役職の重責から解放され
挑戦も発言も自由にできる

 大きくやる気が失われた一方、重責から解放され挑戦や発言しやすくなった、優しい気持ちを言葉にしやすくなったといった回答も見られ、役職者として担う責任の重圧や、それゆえの張り合いの大きさ、それらから解放されて生まれる余裕や空白の大きさがうかがわれる。

 この結果を見ていて感じるのは、ポストオフによって失うものを受け止めると同時に、ポストオフによって得るものに光を当てる重要性である。

 役職を外されても、自身のすべてを失うわけではない。会社員としては、さまざまなことを失い、否定されたというコメントもあったが、ポストオフは単にポストの数が有限であることなど組織上の都合によるものがほとんどだ。

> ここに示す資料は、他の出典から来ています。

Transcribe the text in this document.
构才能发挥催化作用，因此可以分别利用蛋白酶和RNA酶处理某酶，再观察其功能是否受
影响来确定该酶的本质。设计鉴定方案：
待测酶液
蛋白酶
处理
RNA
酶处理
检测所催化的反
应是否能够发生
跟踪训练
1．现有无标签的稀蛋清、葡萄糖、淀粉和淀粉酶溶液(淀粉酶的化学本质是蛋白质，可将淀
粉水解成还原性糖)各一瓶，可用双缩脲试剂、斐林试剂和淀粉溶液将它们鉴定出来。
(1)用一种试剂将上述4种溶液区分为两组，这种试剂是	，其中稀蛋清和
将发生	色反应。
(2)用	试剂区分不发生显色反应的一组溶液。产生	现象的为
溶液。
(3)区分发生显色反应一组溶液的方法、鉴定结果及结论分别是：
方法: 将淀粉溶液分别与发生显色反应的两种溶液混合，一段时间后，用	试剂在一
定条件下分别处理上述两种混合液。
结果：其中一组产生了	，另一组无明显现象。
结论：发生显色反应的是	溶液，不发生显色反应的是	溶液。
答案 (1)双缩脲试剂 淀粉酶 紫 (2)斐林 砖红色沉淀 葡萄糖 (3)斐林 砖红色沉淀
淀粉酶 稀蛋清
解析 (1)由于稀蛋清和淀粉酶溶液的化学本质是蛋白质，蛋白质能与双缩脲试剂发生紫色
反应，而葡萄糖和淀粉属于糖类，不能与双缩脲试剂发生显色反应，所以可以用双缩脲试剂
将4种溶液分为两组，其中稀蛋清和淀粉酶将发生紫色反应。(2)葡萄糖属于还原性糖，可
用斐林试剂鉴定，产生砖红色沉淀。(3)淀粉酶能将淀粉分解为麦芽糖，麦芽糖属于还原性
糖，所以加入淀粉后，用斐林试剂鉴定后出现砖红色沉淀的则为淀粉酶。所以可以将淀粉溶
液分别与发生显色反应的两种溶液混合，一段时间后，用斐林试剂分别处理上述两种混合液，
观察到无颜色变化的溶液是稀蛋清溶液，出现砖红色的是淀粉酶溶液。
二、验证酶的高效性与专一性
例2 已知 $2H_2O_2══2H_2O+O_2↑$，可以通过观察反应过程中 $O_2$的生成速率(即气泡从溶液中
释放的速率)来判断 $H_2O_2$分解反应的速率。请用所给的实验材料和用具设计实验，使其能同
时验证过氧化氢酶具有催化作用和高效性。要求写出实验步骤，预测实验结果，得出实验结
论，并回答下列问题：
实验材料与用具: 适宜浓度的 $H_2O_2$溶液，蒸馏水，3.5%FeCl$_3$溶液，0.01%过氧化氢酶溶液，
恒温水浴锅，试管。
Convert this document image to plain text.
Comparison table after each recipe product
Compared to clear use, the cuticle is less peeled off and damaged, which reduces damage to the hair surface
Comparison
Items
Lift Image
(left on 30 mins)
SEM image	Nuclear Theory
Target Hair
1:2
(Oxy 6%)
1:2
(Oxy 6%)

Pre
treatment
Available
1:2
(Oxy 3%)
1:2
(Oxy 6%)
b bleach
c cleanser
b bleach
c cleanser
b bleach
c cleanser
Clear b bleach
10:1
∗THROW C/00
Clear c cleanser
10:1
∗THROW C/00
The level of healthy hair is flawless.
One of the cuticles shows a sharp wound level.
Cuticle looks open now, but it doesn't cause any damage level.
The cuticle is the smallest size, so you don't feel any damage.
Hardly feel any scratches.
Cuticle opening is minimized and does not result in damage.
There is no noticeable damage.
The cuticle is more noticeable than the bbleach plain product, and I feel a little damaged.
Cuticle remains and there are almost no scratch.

 また、ポストオフになった原因は何なのだろうかと逡巡してしまう心境になるのも致し方ないことではあるが、第一線にとどまっている同世代の人もいずれは必ずポストオフされるのである。

 その人が並外れて優秀だというのではなく、たまたまそのポストに替わる人材がいなかったというケースがほとんどであって、ポストオフの対象となった従業員の人格が否定された結果ではないのである。そう考えれば、ポストオフになる時期に差があったとしても、その差異は2年早いか、3年早いかといったわずかな時間的な差にすぎない。

 失ったものもあるけれど、それと同様に得たものもある。そう感じられるようになった瞬間には、もうポストオフ後のトランジションは成立していると考えてよいのではないか。

 当初は失ったものばかりが見えてしまうが、新しい職務や現場仕事へのチャレンジ、時間的・精神的な余裕、重責からの解放などによって、得たものもあることに次第に気づけるはずである。

 ポストオフされた瞬間に「いずれ必ず来るものだとわかっていた。これからは違う角度で仕事や私生活を楽しもう」と、すぐに考え方を切り替えられる人は少ないだろう。ポストオフになった人同士で飲みに行って話したりすれば、会社や上司の悪口のオンパレードになることもあるかもしれない。